Lo so, sono provocatorio. D’altronde come non esserlo quando la Regione Sicilia è pronta a lanciare il nuovo bando per reclutare stagisti pagati 500€ al mese, parlando di “positiva esperienza” con Garanzia Giovani anche se la media di impiego dopo il programma sull’isola è del 4,3%: circa 8mila ragazzi su 186mila.

Ma non è solo Sicilia: è l’intera, attuale Repubblica a essere fondata sullo stage che fa comodo. Lavoro al Nord, nell’università e nel privato e anche qui ogni giorno vedo i danni che questo apparato para-lavorativo fa da entrambe le parti.
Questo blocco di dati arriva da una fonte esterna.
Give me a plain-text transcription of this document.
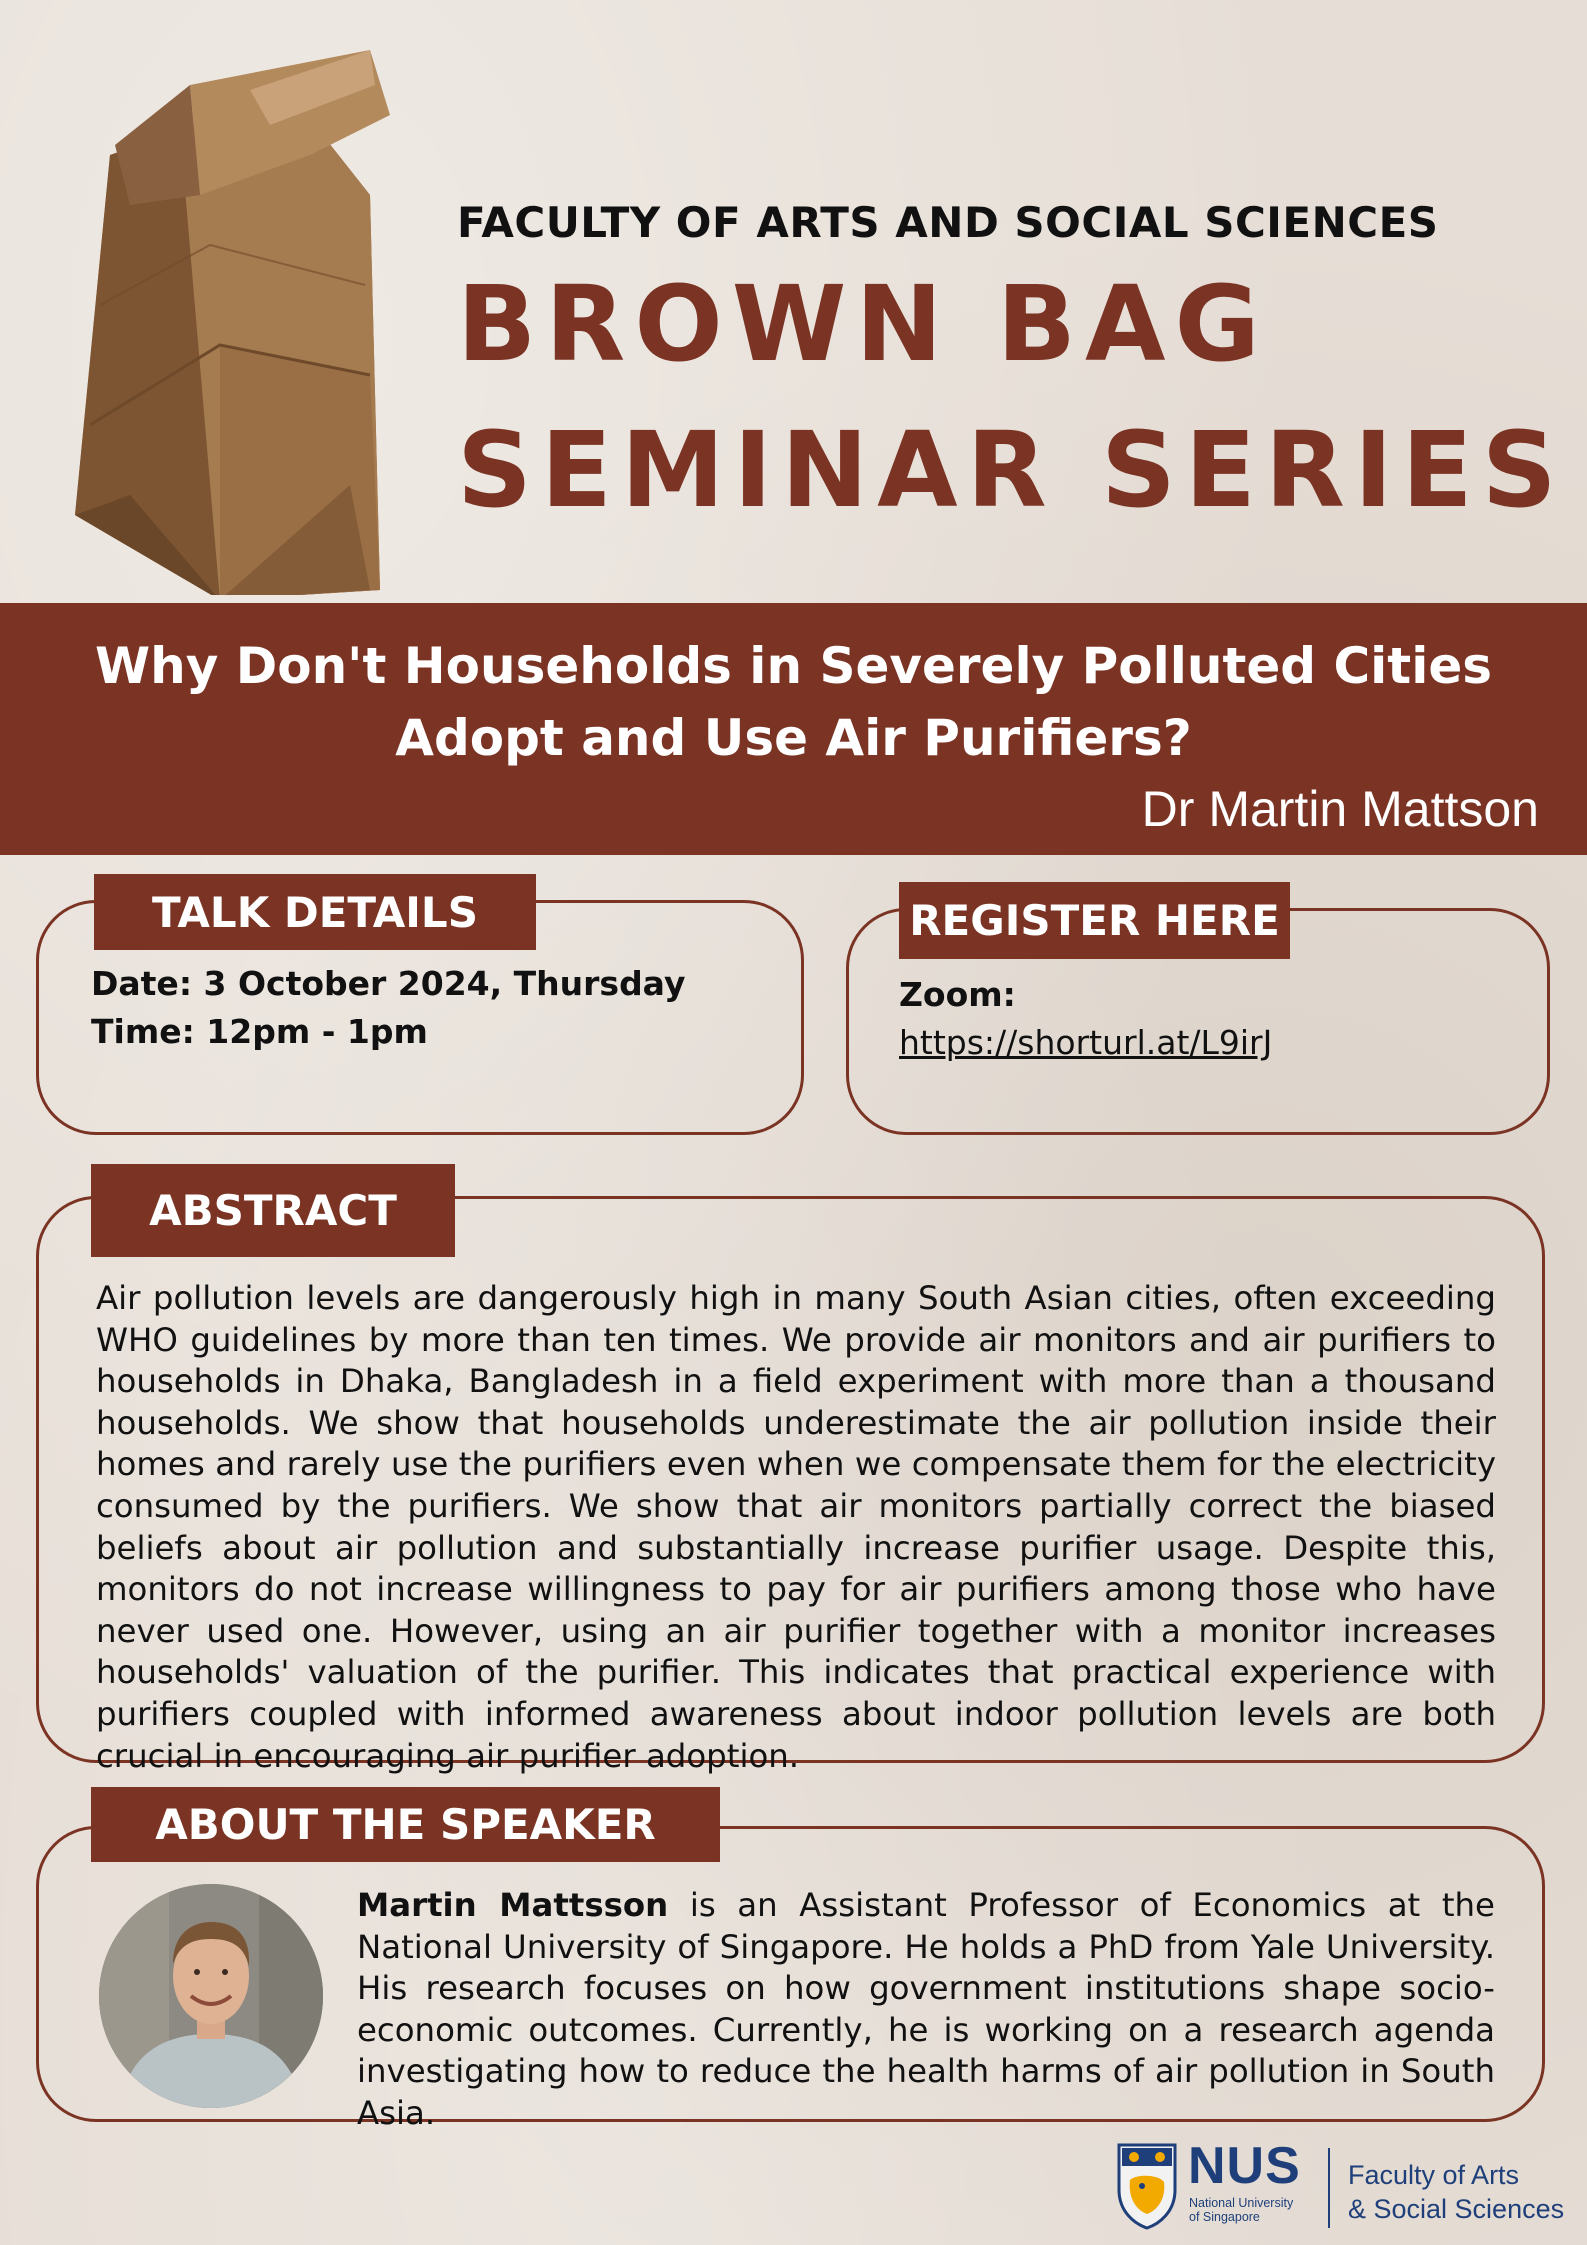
FACULTY OF ARTS AND SOCIAL SCIENCES
BROWN BAG
SEMINAR SERIES
Why Don't Households in Severely Polluted Cities
Adopt and Use Air Purifiers?
Dr Martin Mattson
TALK DETAILS
Date: 3 October 2024, Thursday
Time: 12pm - 1pm
REGISTER HERE
Zoom:
https://shorturl.at/L9irJ
ABSTRACT
Air pollution levels are dangerously high in many South Asian cities, often exceeding WHO guidelines by more than ten times. We provide air monitors and air purifiers to households in Dhaka, Bangladesh in a field experiment with more than a thousand households. We show that households underestimate the air pollution inside their homes and rarely use the purifiers even when we compensate them for the electricity consumed by the purifiers. We show that air monitors partially correct the biased beliefs about air pollution and substantially increase purifier usage. Despite this, monitors do not increase willingness to pay for air purifiers among those who have never used one. However, using an air purifier together with a monitor increases households' valuation of the purifier. This indicates that practical experience with purifiers coupled with informed awareness about indoor pollution levels are both crucial in encouraging air purifier adoption.
ABOUT THE SPEAKER
Martin Mattsson is an Assistant Professor of Economics at the National University of Singapore. He holds a PhD from Yale University. His research focuses on how government institutions shape socio-economic outcomes. Currently, he is working on a research agenda investigating how to reduce the health harms of air pollution in South Asia.
NUS
National University
of Singapore
Faculty of Arts
& Social Sciences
Vedo giovani sviliti da incarichi che non insegnano niente, provvisori in posizioni a orologeria; vedo la professionalità deprezzata e sul chi va là.

Lo stagismo è una disgrazia in giacca e cravatta, una dittatura buona solo a riempire il bluff dei curriculum, un tritatutto distante da una gavetta proficua per apprendisti e mentori. Per questo il mio messaggio ha la pretesa di essere doppio.

La prima parte è per i ragazzi, gli unici che possono spezzare la catena che li tiene a distanza dalla dignità di un futuro. Mantenete la schiena dritta: stagisti va bene fintanto che la bilancia delle competenze ricevute e dei sacrifici fatti si manterrà parallela al terreno.

La seconda parte è per i datori di “lavoro”. Prendetevi cinque minuti per sfogliare l’ultimo rapporto Istat; dice che l’Italia sta appassendo: nel 2065 saremo 6,2 milioni in meno. Nel nostro Paese non nascono né bambini né famiglie e d’altronde è difficile farsene una se sei giovane e vivi a stage e stecchetto. Il ragazzo alla scrivania di là, quello che sottopagate (o non pagate per niente), è lo stesso che non può permettersi una casa perché non merita un mutuo, perché non ha garanzie da offrire all’aristocrazia palazzinara. Avete mai provato ad affittare un bilocale mostrando il curriculum?